While the story is deliberately playful and domestic, the message is not only of individual significance. The birth of Isaac is not just a moment of joy for the new parents. It also marks the beginning of the story of a people, part of its founding narrative. Abraham’s son is Isaac. Isaac has two sons: Jacob and Esau. Jacob has twelve sons, and each one of these is the father of one of the twelve tribes of Israel. So what seemed to be a merely personal communication, not even heard but overheard, was also an announcement of such significance that it continues to shape the world to this day. This paradoxical mixing of the personal and the universal is also typical of the scriptural stories of angels speaking. The angelic communication is always personal, to one or two people. It is not a public announcement made before crowds or officials. It sits on the boundary of the private and the public: a message given in private but with a public significance.

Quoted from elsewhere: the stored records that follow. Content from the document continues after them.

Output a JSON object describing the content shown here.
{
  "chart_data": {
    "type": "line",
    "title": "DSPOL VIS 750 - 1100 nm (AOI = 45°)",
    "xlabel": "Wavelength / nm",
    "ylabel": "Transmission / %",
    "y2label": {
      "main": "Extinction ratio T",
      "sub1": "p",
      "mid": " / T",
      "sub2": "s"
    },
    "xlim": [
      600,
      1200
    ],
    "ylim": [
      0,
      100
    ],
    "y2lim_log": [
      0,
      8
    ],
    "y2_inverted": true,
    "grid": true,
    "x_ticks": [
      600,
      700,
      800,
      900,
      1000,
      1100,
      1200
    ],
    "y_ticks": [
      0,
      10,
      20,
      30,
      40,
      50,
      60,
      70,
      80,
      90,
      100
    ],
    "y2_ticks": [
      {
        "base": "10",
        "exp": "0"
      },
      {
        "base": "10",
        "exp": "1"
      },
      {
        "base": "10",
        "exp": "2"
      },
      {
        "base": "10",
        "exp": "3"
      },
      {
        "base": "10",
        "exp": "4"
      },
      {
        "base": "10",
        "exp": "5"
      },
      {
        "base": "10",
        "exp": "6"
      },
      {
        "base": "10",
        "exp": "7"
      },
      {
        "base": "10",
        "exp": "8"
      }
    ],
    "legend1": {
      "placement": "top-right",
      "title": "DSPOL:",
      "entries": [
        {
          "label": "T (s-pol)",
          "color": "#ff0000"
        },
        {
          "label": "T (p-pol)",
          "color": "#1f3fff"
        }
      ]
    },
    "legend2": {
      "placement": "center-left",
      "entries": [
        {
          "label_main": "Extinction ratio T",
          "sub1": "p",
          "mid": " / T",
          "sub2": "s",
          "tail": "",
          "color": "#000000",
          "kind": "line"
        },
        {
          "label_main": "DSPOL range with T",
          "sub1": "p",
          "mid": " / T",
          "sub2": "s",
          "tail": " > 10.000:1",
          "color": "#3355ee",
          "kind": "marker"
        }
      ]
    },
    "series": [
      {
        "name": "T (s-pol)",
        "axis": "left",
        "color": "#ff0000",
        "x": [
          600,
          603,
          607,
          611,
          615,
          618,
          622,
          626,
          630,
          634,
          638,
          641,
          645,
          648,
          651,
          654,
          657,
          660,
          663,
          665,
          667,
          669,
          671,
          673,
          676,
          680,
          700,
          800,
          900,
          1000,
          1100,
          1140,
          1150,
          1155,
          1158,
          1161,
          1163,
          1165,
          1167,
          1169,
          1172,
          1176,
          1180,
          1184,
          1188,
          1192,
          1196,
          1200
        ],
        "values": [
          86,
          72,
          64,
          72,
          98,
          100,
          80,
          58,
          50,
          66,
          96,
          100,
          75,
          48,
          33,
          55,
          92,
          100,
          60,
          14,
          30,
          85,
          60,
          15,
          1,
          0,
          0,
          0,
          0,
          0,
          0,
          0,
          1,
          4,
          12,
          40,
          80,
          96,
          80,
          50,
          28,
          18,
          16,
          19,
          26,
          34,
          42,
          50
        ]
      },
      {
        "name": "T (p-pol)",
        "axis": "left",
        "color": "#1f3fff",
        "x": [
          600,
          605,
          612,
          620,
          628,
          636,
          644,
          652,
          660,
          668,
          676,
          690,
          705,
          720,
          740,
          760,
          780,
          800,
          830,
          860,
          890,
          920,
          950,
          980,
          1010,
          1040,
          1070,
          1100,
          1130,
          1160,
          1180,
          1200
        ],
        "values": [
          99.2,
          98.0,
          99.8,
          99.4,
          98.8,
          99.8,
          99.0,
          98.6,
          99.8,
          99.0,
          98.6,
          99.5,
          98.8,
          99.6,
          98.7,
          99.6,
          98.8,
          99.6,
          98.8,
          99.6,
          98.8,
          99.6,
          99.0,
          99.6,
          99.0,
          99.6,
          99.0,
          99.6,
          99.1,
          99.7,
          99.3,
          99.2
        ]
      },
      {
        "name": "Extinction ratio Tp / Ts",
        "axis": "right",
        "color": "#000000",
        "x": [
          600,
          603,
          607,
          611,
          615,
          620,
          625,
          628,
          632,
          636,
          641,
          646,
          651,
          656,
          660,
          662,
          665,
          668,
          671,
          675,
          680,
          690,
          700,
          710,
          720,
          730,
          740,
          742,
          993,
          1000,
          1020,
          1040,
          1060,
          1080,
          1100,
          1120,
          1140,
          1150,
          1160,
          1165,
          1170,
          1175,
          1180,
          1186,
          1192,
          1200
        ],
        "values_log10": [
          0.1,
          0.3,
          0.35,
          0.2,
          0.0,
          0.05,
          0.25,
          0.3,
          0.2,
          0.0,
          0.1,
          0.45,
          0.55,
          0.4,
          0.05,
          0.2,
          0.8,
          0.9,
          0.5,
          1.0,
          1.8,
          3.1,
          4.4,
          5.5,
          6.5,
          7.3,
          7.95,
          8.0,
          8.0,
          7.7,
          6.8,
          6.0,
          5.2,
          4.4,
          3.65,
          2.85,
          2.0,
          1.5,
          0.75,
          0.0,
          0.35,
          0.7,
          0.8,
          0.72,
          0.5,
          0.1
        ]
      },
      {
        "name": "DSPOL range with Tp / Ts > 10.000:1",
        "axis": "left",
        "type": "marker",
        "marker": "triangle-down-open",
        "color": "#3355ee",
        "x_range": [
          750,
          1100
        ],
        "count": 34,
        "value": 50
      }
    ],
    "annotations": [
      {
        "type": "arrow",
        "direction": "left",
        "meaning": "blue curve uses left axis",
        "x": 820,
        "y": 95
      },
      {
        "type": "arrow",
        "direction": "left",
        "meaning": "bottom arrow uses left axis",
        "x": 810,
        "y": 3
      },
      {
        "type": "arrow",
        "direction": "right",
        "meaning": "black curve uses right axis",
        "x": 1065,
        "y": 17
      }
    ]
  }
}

The same paradoxical character of an angel’s message is found in the story of Moses and the burning bush. Moses sees a bush that is on fire but that is not being burnt up. The mysterious fire is in fact an angel, who speaks to Moses out of the bush. The Lord tells Moses that he has seen the suffering of the people and is sending Moses to liberate them. Moses asks what he should say to people if they ask who has sent him. The Lord replies: I am who I am. Say this to the people of Israel, “I AM has sent me to you.” This seems to be a reply, but others have seen it as a refusal to give a reply. The reply of the angel has left theologians with more questions and arguments than if the angel had never spoken, and yet it also seems to reveal something. The message comes from the One who simply is and from whom all other things have come. The attempt to give this mystery a name is resisted by the angel, but indirectly, by seeming to give a name.